The reactance of 0.087λ element from the feeding point is 0.61Z0, and that of 0.049λ element from open end is 3.15Z0.
Therefore, the reactance of the loading inductor becomes approximately 2.6Z0, where Z0 designates characteristics impedance of the element wire.

Let Z0 be 500[Ω], the loading inductor is then determined as 59[μH].

4. Adjuster length at higher band

The element L1 itself resonates on higher frequency band and the loading inductor and lower band element L2 are redundant on that band.  The aim of the adjuster is to cancel out the loading inductor and lower band element at the higher band.

behavior at 10MHz
Fig.3 Calculation of the adjuster.

Plot a clockwise arc from ∞[Ω] (open end) by the electrical length of L2 at higer frequency band.  In this case, 4.2[m] element corresponds to 0.141λ at 10MHz band (green arc plot in Fig.3).

Next, calculate the loading inductor reactance at higher frequency band and plot a clockwise arc from L2 reactance position by that value (blue arc plot in Fig.3). The resultant position implies the impedance seen from the far end of higher band element.

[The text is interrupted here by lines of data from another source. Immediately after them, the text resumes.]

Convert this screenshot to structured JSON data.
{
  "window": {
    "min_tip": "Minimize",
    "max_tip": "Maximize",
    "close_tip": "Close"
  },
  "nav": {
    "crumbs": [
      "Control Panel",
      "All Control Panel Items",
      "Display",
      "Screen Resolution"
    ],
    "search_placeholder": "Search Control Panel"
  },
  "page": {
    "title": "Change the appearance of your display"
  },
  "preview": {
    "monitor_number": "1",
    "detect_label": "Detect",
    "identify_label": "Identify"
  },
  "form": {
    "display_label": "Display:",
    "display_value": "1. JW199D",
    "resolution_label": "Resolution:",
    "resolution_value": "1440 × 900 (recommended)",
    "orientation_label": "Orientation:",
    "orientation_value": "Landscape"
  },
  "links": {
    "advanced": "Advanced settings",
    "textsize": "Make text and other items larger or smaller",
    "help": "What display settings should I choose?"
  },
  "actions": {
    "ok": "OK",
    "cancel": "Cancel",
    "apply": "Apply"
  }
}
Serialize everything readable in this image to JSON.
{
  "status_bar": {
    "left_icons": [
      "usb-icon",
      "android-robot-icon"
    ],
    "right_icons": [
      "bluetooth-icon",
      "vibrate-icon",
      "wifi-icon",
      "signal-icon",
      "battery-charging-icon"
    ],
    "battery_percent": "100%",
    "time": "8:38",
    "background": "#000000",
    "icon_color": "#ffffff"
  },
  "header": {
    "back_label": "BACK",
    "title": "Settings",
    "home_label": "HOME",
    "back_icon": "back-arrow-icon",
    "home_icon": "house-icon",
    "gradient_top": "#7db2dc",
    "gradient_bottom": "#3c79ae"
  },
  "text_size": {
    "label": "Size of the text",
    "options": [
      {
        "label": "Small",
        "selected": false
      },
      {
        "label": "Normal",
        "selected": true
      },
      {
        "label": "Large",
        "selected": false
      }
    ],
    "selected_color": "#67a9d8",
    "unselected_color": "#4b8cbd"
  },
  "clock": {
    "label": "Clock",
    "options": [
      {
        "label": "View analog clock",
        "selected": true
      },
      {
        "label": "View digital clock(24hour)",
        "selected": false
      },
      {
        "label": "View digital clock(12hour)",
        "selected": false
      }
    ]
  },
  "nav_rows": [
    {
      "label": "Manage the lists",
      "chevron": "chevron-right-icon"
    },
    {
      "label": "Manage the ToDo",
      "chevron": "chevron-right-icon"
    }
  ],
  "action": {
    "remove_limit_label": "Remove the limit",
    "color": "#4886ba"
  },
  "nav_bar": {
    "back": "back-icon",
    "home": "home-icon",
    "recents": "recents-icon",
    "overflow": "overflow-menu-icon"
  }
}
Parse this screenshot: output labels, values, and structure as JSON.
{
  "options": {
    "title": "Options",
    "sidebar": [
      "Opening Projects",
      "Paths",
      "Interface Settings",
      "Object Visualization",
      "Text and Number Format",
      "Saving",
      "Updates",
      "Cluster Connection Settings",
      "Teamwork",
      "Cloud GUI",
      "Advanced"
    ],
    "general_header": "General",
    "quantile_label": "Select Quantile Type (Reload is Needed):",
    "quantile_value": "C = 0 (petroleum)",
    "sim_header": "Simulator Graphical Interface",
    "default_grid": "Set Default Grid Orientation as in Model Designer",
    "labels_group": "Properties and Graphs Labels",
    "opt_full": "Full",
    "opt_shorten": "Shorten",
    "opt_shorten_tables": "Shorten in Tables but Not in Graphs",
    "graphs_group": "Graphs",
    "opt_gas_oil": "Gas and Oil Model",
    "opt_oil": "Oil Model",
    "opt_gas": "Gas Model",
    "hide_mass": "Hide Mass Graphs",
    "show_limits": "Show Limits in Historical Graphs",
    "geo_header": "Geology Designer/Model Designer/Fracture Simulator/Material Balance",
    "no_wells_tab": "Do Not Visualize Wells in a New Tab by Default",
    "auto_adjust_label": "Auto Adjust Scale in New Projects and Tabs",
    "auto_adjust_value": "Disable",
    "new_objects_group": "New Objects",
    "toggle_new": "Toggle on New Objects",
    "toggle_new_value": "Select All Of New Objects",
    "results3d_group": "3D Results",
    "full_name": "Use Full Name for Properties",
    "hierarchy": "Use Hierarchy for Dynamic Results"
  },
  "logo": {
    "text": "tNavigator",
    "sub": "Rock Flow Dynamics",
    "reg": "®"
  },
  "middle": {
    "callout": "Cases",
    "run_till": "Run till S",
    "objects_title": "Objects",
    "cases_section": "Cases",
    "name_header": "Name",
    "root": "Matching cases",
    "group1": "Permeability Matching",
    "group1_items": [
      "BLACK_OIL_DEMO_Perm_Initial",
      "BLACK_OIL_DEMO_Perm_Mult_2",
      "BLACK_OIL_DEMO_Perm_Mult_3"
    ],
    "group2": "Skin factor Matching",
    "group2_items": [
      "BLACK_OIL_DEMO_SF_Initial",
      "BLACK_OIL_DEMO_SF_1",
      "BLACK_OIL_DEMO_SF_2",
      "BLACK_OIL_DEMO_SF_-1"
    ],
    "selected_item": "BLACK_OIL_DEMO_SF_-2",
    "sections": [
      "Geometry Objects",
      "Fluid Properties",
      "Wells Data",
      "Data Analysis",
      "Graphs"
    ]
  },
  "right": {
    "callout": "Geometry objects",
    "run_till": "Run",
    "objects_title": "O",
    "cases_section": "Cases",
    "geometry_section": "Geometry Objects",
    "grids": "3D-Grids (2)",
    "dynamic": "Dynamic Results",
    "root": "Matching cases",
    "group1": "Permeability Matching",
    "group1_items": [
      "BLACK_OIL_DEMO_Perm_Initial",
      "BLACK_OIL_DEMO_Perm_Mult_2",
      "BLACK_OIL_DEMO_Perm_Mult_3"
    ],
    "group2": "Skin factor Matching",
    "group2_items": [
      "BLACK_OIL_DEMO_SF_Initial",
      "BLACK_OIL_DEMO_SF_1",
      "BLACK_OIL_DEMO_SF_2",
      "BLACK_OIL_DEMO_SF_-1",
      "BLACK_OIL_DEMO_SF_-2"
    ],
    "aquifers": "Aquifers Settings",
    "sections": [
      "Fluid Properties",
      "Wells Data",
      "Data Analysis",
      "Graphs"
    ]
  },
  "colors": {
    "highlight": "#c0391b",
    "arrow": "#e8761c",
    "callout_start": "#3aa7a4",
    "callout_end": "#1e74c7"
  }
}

The adjuster length LH can be easily obtained by the electrical length from the above mentioned point to ∞ [Ω] point (red arc plot in Fig.3).
In accurate, the impedance of the loading inductor and lower band element should be converted into admittance and then canceled out by the capacitive adjuster admittance.

That's the end of the design.

5. Resources

5.1 Tuning of the 2band loading antenna

The antenna tuning is made by the following procedures:

  1. Disconnect higher band element (L1) and all the other component.
  2. Tune to the higher band.
  3. Connect the loading inductor, lower band element and the adjuster.  Then tune to the lower band by adjusting L2.
  4. Tune to the higher band again by the adjuster LH.

5.2 The Smith chart resources on the web

The Smith Chart page on Spread Spectrum Scene has a lot of information on Smith chart.
"A Great Smith Chart -- 264k .zip file format" file, at the "Some Smith Chart Examples" section on that page is a 300 dpi GIF format Smith chart.

5.3 Characteristic impedance of horizontal single wire element

Characteristic impedance of a horizontal single wire (Fig.4) is determined by the following equation;

Z0 = 138 log10 (4h/d)  [Ω]

Figure 5 show some calculation results for specific wire size and height.

Z0 model
Fig.4 A horizontal single wire above the ground.

characteristic impedance
Fig.5 Characteristic impedance of a horizontal single wire.